Oracle stock rallied on excitement about its role in the $100 billion Stargate AI project, before the emergence of DeepSeek's cheaper algorithm caused investors to question that type of big spending. Now with Oracle's fiscal third-quarter results expected next week, analysts are debating whether the report can help the stock break out of its slump.
Monness Crespi Hardt analyst Brian White upgraded Oracle stock to neutral from a sell call in a client note Monday.
"In our view, Oracle represents a high quality company with the opportunity to participate in a cloud transformation and benefit from the gen AI trend," White wrote. "However, valuation is stretched, capex spending unsustainable, competition fierce, software in transition, and the macro environment fragile."
Meanwhile, Barclays analyst Raimo Lenschow said Q3 is a "seasonally small" quarter but shares could react positively if Oracle's guidance is strong and the company provides positive commentary on the Stargate project. He reiterated an outperform call for Oracle stock in a client note Monday.
On the stock market today, Oracle is down about 1% at 164.89 in recent action. Shares are down 1% on the year after rallying nearly 60% in 2024, Oracle stock's best year since 1999.
Oracle Stock: DeepSeek Blues
White described Oracle stock's rocky recent trading as the "euphoria of Stargate" giving way to "DeepSeek blues."
Oracle stock surged nearly 15% on news that it would join OpenAI and SoftBank as initial funders of a $100 billion Stargate AI investment plan, which was touted in a press conference by President Donald Trump on Jan. 22. The spending could reach $500 billion long-term, according to the announcement.

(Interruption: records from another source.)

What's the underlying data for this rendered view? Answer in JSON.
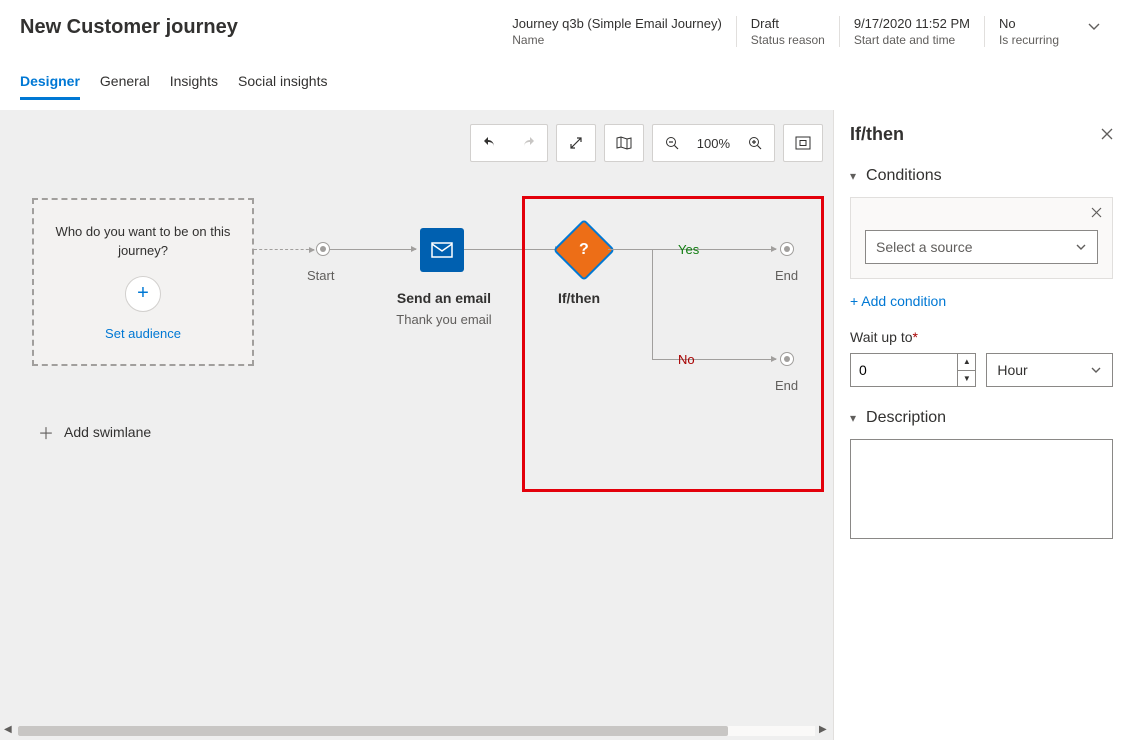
{
  "header": {
    "title": "New Customer journey",
    "fields": [
      {
        "value": "Journey q3b (Simple Email Journey)",
        "label": "Name"
      },
      {
        "value": "Draft",
        "label": "Status reason"
      },
      {
        "value": "9/17/2020 11:52 PM",
        "label": "Start date and time"
      },
      {
        "value": "No",
        "label": "Is recurring"
      }
    ]
  },
  "tabs": [
    "Designer",
    "General",
    "Insights",
    "Social insights"
  ],
  "active_tab": "Designer",
  "toolbar": {
    "zoom": "100%"
  },
  "canvas": {
    "audience_prompt": "Who do you want to be on this journey?",
    "set_audience": "Set audience",
    "start_label": "Start",
    "email": {
      "title": "Send an email",
      "subtitle": "Thank you email"
    },
    "ifthen_label": "If/then",
    "yes": "Yes",
    "no": "No",
    "end": "End",
    "add_swimlane": "Add swimlane"
  },
  "panel": {
    "title": "If/then",
    "sections": {
      "conditions": "Conditions",
      "description": "Description"
    },
    "select_source_placeholder": "Select a source",
    "add_condition": "+ Add condition",
    "wait_label": "Wait up to",
    "wait_value": "0",
    "wait_unit": "Hour",
    "description_value": ""
  }
}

But less than a week after the White House press conference, AI stocks sank after Chinese startup DeepSeek launched a high-performing large language model for what it said was a significantly lower cost than industry leaders such as OpenAI. Oracle stock lost 14% within a broader market sell-off on Jan. 27.
After an up-and-down February, Oracle stock is more than 10% below the highs it reached after the Stargate project and even further from a 198.31 all-time high from early December.
Oracle Earnings Preview: Seeking Stargate Updates
Overall, analysts expect Oracle will post adjusted earnings growth of 11% to $1.49 per share for the February-ended quarter, according to FactSet. Sales are seen rising 8% to $14.4 billion.
Oracle's cloud infrastructure revenue growth helped power its strong 2024. The database software giant is pushing to becoming a cloud alternative to the "big three" of Amazon, Microsoft and Alphabet.
The business will remain in focus for investors with this report. Barclays' Lenschow projects Oracle's cloud infrastructure revenue will rise 53% year over year for the quarter, a slight acceleration from 52% growth in the November-ended quarter.
But Lenschow said investors are likely to focus on commentary around longer-term AI demand.
"The big unknown for the Q3 results is around Oracle's Stargate opportunity as this has the potential to have a meaningful impact on the company and with that, trump any noise from the quarterly numbers," Lenschow wrote. "With $500 billion in planned investments (over the coming four years) for the Stargate Project and Oracle earmarked to build and operate the computing system together with OpenAI and Nvidia, we could see management discuss numbers that will simply change the Oracle AI story once again."
Oracle Stock In Consolidation Pattern
Meanwhile, Oracle stock has formed a consolidation pattern with a buy point of 198.31, according to MarketSurge pattern recognition.
Oracle stock has an IBD Composite Rating of 90 out of 99, according to IBD Stock Checkup. The score combines five separate proprietary ratings into one rating. Further, the best growth stocks have a Composite Rating of 90 or better.
Meanwhile, Oracle's IBD Relative Strength Rating is 88 out of 99. The RS Rating means that Oracle has outperformed 88% of all stocks over the past 12 months.